When that consensus vanishes? Not speaking for GIGO, but he seems a reasonable sort of fellow, sort of thing I would expect a reasonable fellow to say.
But here’s the thing, as I alluded to upstream: that consensus was not poltical, it was not ideological, and it was by no stretch of the imagination an instant hit. Scientists resist the Big Idea, as do most of us. But we can be moved by persuasion, an apt analogy, a spark of wit. They seem actually to despise such skills, so much of their prose seems shaped by the same dulling hand, ruthlessly determined to commit boredom and stupefaction.
Science did not leap upon AGW with glad cries and a scattering of confetti, the consensus was formed upon the more or less unwilling audience by the hard empirical demands of their shared calling. AGW won that consensus not by persuasion, nor advertising. Heaven knows it wasn’t because great capital concerns rushed to shower money upon the researchers!

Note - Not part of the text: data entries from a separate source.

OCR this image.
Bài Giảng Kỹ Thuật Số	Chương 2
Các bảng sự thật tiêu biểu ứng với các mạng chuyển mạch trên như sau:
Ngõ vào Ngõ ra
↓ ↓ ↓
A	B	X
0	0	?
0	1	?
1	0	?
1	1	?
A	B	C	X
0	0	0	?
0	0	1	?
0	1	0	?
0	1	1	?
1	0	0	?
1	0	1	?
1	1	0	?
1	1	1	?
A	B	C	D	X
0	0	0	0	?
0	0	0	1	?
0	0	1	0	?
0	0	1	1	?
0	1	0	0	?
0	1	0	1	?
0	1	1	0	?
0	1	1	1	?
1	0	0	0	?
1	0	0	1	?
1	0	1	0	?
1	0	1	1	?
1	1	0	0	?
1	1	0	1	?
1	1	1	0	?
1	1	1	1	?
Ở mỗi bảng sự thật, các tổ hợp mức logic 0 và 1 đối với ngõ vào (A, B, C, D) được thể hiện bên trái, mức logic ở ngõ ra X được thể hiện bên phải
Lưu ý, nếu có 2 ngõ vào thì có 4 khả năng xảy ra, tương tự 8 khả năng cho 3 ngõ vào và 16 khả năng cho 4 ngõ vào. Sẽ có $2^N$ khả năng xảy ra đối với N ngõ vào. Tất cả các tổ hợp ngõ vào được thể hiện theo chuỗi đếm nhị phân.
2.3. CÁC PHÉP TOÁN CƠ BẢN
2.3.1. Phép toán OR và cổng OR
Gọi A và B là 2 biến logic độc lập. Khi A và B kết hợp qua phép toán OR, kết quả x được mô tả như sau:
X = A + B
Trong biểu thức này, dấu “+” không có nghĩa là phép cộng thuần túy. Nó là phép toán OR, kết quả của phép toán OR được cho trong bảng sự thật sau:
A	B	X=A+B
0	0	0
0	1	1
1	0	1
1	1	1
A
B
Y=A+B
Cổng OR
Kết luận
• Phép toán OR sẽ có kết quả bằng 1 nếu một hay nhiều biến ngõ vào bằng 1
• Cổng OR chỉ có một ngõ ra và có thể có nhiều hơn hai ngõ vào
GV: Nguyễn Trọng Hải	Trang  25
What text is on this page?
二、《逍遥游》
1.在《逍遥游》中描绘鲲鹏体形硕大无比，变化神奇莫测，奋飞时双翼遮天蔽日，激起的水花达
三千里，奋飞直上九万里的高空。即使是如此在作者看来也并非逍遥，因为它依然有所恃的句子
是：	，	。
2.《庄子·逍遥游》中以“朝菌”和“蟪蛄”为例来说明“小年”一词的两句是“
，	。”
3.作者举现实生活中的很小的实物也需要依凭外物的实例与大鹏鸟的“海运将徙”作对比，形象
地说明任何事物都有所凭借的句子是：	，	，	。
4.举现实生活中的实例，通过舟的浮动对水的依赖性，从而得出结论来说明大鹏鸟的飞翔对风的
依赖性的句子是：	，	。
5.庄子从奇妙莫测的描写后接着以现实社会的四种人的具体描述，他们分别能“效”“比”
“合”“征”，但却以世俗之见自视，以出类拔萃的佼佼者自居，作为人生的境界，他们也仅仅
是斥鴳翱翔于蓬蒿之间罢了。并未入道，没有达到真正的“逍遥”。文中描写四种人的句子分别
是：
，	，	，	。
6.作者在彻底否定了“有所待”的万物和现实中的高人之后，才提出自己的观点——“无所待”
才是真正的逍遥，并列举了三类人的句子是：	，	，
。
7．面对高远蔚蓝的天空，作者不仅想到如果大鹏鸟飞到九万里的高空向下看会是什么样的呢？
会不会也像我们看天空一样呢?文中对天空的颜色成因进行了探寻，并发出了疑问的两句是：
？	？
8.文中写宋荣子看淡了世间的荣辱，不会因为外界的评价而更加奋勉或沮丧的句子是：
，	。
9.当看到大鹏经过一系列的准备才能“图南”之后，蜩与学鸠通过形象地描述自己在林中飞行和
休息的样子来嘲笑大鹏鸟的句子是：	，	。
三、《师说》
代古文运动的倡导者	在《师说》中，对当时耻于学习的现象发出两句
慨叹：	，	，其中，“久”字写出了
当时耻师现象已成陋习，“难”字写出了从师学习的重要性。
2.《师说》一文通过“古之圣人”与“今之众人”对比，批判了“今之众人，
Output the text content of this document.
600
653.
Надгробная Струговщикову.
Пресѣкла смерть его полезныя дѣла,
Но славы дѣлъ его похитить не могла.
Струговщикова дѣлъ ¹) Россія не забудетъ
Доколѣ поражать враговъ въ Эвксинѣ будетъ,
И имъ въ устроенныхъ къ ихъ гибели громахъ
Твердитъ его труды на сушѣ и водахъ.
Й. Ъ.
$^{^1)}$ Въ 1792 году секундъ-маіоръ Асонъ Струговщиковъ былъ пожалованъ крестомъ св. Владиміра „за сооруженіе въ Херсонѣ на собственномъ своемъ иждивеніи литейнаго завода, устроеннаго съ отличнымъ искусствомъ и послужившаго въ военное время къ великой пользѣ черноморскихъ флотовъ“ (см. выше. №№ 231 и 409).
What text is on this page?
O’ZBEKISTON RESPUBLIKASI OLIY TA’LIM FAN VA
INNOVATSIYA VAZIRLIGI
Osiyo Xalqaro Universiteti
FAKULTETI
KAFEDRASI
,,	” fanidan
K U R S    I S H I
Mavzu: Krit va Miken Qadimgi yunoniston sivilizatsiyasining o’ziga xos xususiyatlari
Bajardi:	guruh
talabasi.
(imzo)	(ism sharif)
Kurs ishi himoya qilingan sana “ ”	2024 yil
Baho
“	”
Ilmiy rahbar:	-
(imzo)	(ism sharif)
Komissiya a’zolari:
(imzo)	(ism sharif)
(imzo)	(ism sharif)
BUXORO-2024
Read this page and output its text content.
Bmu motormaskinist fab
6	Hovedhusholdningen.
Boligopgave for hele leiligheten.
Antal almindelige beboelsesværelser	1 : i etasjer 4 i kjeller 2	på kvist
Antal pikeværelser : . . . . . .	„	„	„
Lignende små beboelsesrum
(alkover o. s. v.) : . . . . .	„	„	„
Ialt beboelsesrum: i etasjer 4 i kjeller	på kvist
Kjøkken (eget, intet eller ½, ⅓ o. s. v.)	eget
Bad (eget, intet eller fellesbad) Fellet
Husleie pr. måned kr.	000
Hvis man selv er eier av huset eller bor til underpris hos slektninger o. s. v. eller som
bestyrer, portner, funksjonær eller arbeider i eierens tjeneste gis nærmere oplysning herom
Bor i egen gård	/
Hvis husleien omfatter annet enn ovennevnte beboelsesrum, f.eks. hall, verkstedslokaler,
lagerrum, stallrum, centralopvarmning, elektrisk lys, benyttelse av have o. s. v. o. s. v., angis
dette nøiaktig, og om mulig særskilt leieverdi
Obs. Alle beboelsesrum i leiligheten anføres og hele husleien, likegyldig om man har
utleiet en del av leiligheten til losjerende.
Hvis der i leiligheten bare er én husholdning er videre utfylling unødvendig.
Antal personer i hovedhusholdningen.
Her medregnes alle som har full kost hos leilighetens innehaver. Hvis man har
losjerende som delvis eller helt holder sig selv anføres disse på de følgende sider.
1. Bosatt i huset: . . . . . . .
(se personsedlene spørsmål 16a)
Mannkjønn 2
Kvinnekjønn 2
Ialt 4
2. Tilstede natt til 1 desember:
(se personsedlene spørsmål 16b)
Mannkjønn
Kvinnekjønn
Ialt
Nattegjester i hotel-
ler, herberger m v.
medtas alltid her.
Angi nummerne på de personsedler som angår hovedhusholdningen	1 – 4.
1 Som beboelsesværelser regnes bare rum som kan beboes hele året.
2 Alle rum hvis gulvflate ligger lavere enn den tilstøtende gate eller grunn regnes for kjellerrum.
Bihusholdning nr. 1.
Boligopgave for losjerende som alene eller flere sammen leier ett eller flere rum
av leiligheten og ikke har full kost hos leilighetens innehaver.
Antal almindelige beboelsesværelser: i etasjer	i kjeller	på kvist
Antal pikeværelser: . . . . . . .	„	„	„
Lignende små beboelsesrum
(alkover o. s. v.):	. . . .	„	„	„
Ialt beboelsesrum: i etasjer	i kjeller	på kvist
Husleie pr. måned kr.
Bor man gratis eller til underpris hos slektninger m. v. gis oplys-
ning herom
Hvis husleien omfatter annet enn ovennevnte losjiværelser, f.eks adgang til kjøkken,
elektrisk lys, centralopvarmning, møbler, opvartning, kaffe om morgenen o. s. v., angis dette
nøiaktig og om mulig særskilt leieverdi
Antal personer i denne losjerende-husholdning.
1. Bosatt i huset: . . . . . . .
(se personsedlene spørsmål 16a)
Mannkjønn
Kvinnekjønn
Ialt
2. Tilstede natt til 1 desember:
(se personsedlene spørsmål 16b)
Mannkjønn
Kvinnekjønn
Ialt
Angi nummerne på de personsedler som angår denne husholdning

This is accentuated by the nature of the science, like biology, climatology is much more inductive than chemistry or physics, the scientist is hampered by his inability to perform experiments on so vast a question as the Earth’s climate. You can’t cut a slice of the climate off, go to your lab and fuck around with it. The reproducible result, that most sacred of grails in science, is pretty much out of the question, you don’t get to say “Lets crank up solar output by 10%, see what happens!” You can’t do it, and even if you could, we wouldn’t let you.
Therefore, opinion must change slowly, you simply don’t have the opportunity of shattering a lovely theory with a single ugly experiment. Einstein famously wiped the floor with his detractors when his exact calculations for light refraction were proved to be right. That is the wonderful of advantage of such science, but it simply isn’t possible for climate science.
The current consensus for AGW was slow in coming, the tormenting drip drip drip of facts took a while to take effect. And for that consensus to disappear would take at least as much mental energy and time. Since it is nearly impossible to conceive of a single experiment that could unravel all of that inductive reasoning in one swell foop.
In a nutshell, get used to it, get over it, or change your mind.